In all such cases, several questions are asked: Will treatment significantly improve the child's chances of survival? If the child does survive, will it enjoy an adequate quality of life? Can the suffering caused by the treatment itself be justified? And can the treatment be afforded? In debates about health service rationing these are sometimes treated as if they were distinct questions, to which objective answers are available. In reality, the questions are inseparable and the answers subjective. In Laura Davies's case, the answers to all the questions, according to most medical assessments, were "no". In the child's last months, even her parents seemed to have second thoughts. Yet the public support for her cause was enormous. Nobody can quantify suffering or quality of life. No computer program on Earth can balance, to everybody's satisfaction, a two per cent chance of survival against the pain of six months' chemotherapy. Nor can it balance the merits of a £75,000 operation for a child against the 30 ulcer operations that would cost roughly the same amount. (Whose ulcer? A young mother's? An old man's? Virginia Bottomley's?) That is why the arguments over whether Child B's fate were decided on clinical or financial grounds are largely spurious.

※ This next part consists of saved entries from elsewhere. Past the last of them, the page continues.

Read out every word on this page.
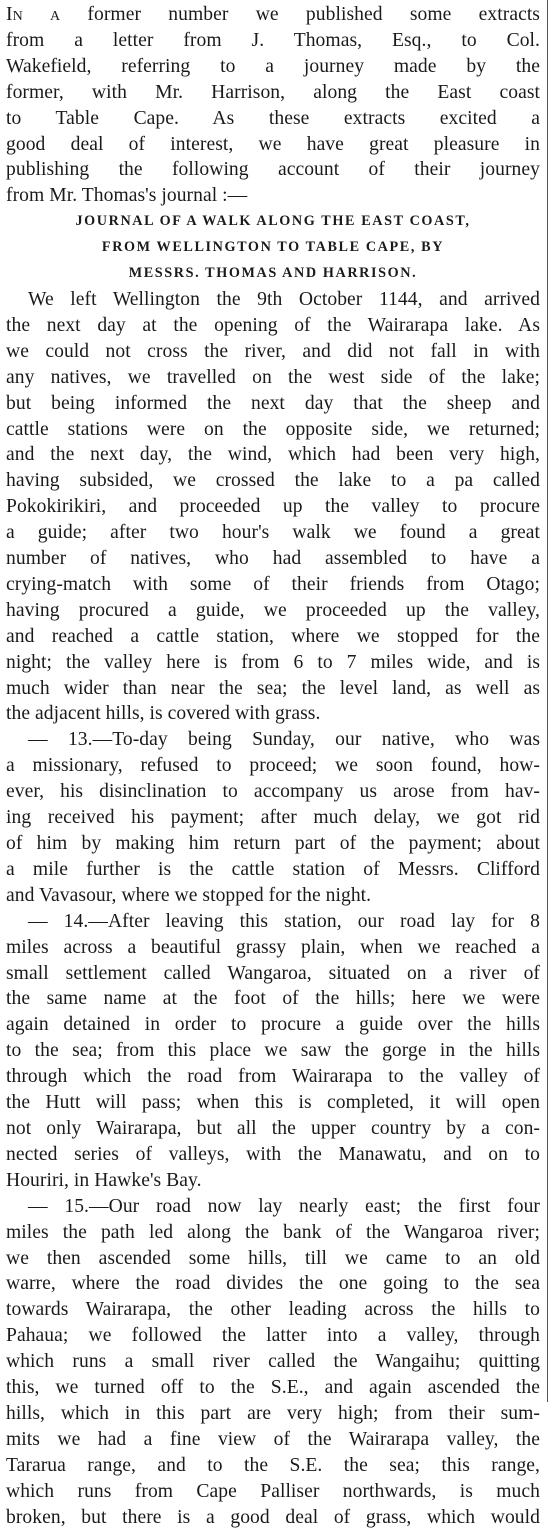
In a former number we published some extracts
from a letter from J. Thomas, Esq., to Col.
Wakefield, referring to a journey made by the
former, with Mr. Harrison, along the East coast
to Table Cape. As these extracts excited a
good deal of interest, we have great pleasure in
publishing the following account of their journey
from Mr. Thomas's journal :—

JOURNAL OF A WALK ALONG THE EAST COAST,
FROM WELLINGTON TO TABLE CAPE, BY
MESSRS. THOMAS AND HARRISON.

We left Wellington the 9th October 1144, and arrived
the next day at the opening of the Wairarapa lake. As
we could not cross the river, and did not fall in with
any natives, we travelled on the west side of the lake;
but being informed the next day that the sheep and
cattle stations were on the opposite side, we returned;
and the next day, the wind, which had been very high,
having subsided, we crossed the lake to a pa called
Pokokirikiri, and proceeded up the valley to procure
a guide; after two hour's walk we found a great
number of natives, who had assembled to have a
crying-match with some of their friends from Otago;
having procured a guide, we proceeded up the valley,
and reached a cattle station, where we stopped for the
night; the valley here is from 6 to 7 miles wide, and is
much wider than near the sea; the level land, as well as
the adjacent hills, is covered with grass.

— 13.—To-day being Sunday, our native, who was
a missionary, refused to proceed; we soon found, how-
ever, his disinclination to accompany us arose from hav-
ing received his payment; after much delay, we got rid
of him by making him return part of the payment; about
a mile further is the cattle station of Messrs. Clifford
and Vavasour, where we stopped for the night.

— 14.—After leaving this station, our road lay for 8
miles across a beautiful grassy plain, when we reached a
small settlement called Wangaroa, situated on a river of
the same name at the foot of the hills; here we were
again detained in order to procure a guide over the hills
to the sea; from this place we saw the gorge in the hills
through which the road from Wairarapa to the valley of
the Hutt will pass; when this is completed, it will open
not only Wairarapa, but all the upper country by a con-
nected series of valleys, with the Manawatu, and on to
Houriri, in Hawke's Bay.

— 15.—Our road now lay nearly east; the first four
miles the path led along the bank of the Wangaroa river;
we then ascended some hills, till we came to an old
warre, where the road divides the one going to the sea
towards Wairarapa, the other leading across the hills to
Pahaua; we followed the latter into a valley, through
which runs a small river called the Wangaihu; quitting
this, we turned off to the S.E., and again ascended the
hills, which in this part are very high; from their sum-
mits we had a fine view of the Wairarapa valley, the
Tararua range, and to the S.E. the sea; this range,
which runs from Cape Palliser northwards, is much
broken, but there is a good deal of grass, which would
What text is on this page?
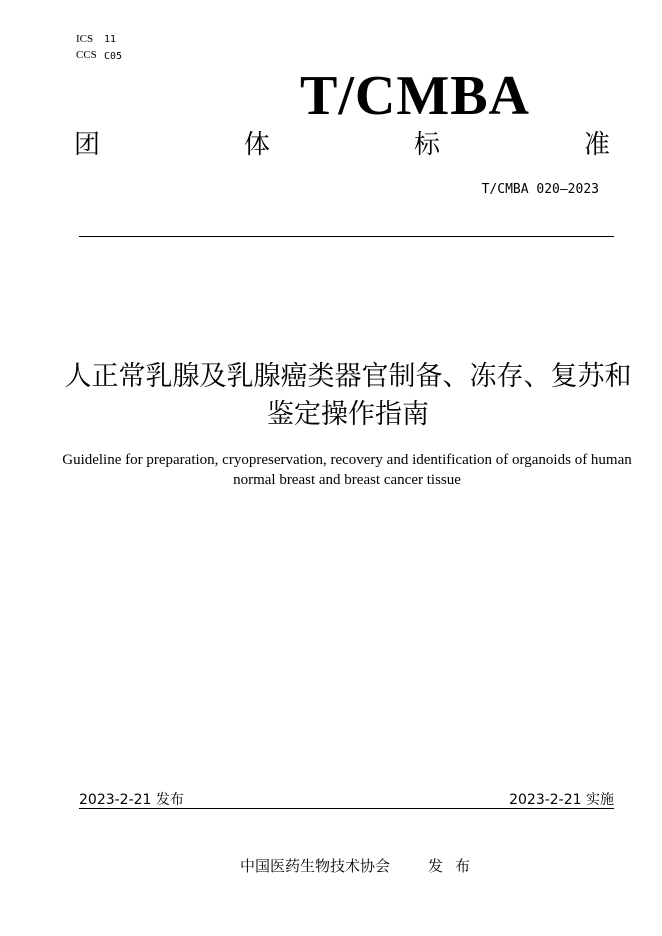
ICS 11
CCS C05
T/CMBA
团	体	标	准
T/CMBA 020—2023
人正常乳腺及乳腺癌类器官制备、冻存、复苏和鉴定操作指南
Guideline for preparation, cryopreservation, recovery and identification of organoids of human normal breast and breast cancer tissue
2023-2-21 发布	2023-2-21 实施
中国医药生物技术协会	发布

Rationing of health care, as of any scarce commodity, has always existed - by waiting list or by price. But the choices have become harder. Advances in medical technology allow life-saving operations that would have been impossible 20 years ago, but only at enormous cost. Some decisions look easy: if you want to get rid of your bat ears, pay for it yourself. Other decisions are heartbreaking. The American state of Oregon consulted the public on the priorities that should be given to 709 medical conditions and their treatments. The legislature then voted to fund the top 587. Babies weighing less than 1lb 1oz fall below the funding line. That sounds brutal; but, with a week in intensive care costing £4,000, hospitals in Britain are debating similar limits.

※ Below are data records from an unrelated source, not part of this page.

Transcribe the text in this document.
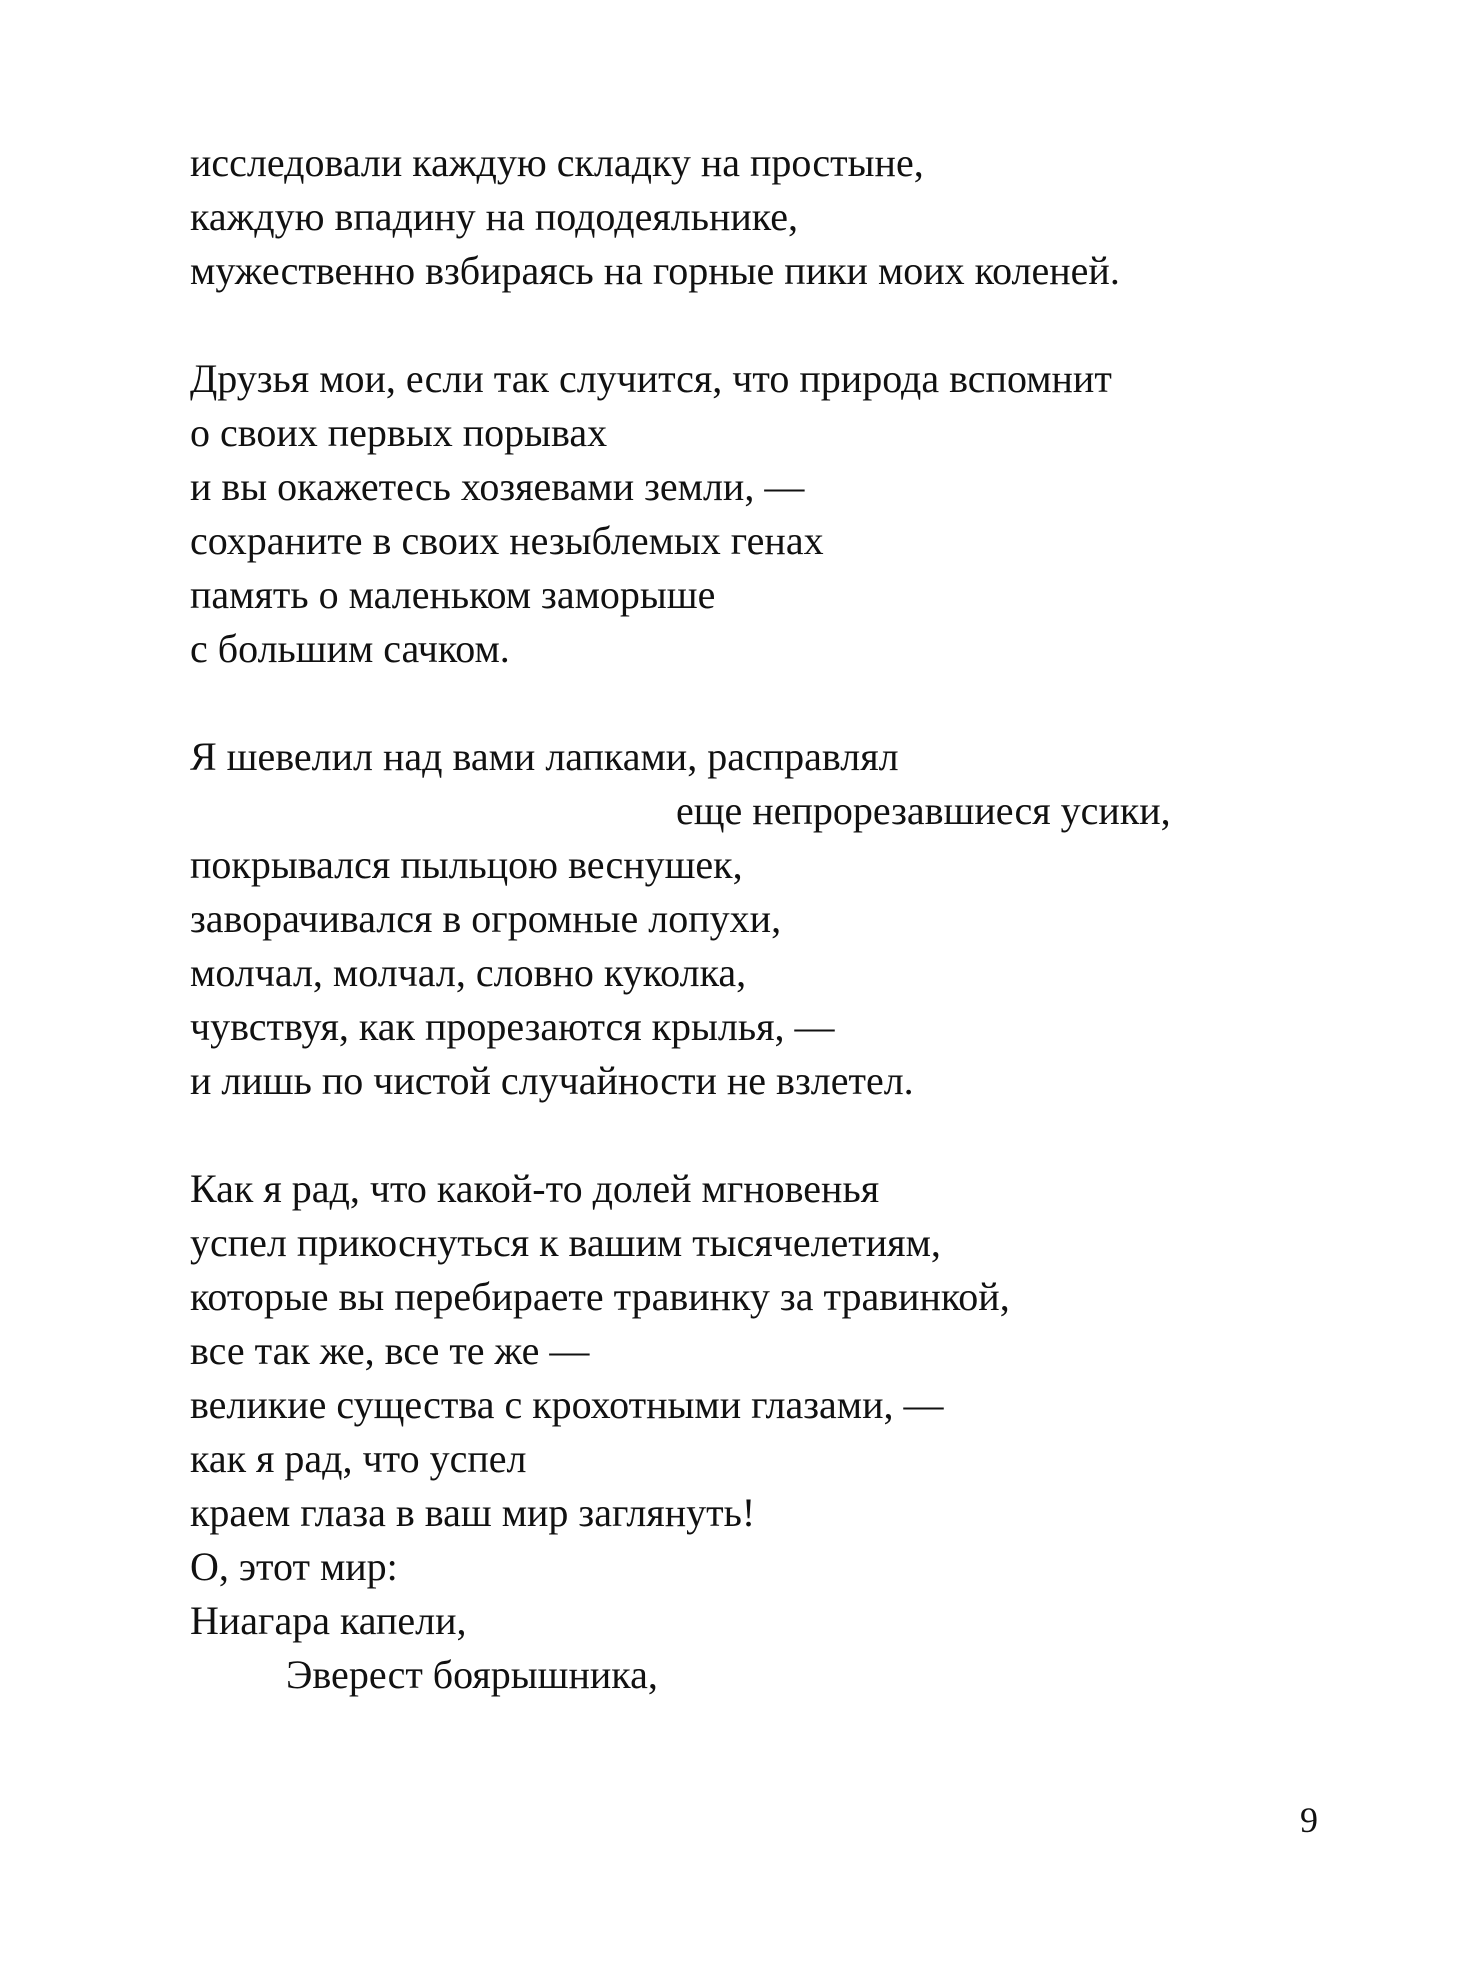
исследовали каждую складку на простыне,
каждую впадину на пододеяльнике,
мужественно взбираясь на горные пики моих коленей.
Друзья мои, если так случится, что природа вспомнит
о своих первых порывах
и вы окажетесь хозяевами земли, —
сохраните в своих незыблемых генах
память о маленьком заморыше
с большим сачком.
Я шевелил над вами лапками, расправлял
еще непрорезавшиеся усики,
покрывался пыльцою веснушек,
заворачивался в огромные лопухи,
молчал, молчал, словно куколка,
чувствуя, как прорезаются крылья, —
и лишь по чистой случайности не взлетел.
Как я рад, что какой-то долей мгновенья
успел прикоснуться к вашим тысячелетиям,
которые вы перебираете травинку за травинкой,
все так же, все те же —
великие существа с крохотными глазами, —
как я рад, что успел
краем глаза в ваш мир заглянуть!
О, этот мир:
Ниагара капели,
Эверест боярышника,
9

Politicians have long preferred to bury the arguments about rationing, pretending that all decisions made by doctors are purely clinical ones. The Government's NHS market has simply muddied the waters further, creating a system that has become so complex and so bureaucratic that nobody understands who is deciding what and why. Health priorities deserve an open public debate but nobody should pretend that decisions can ever be cut and dried. Medicine, it is sometimes forgotten, is at least as much an art as a science.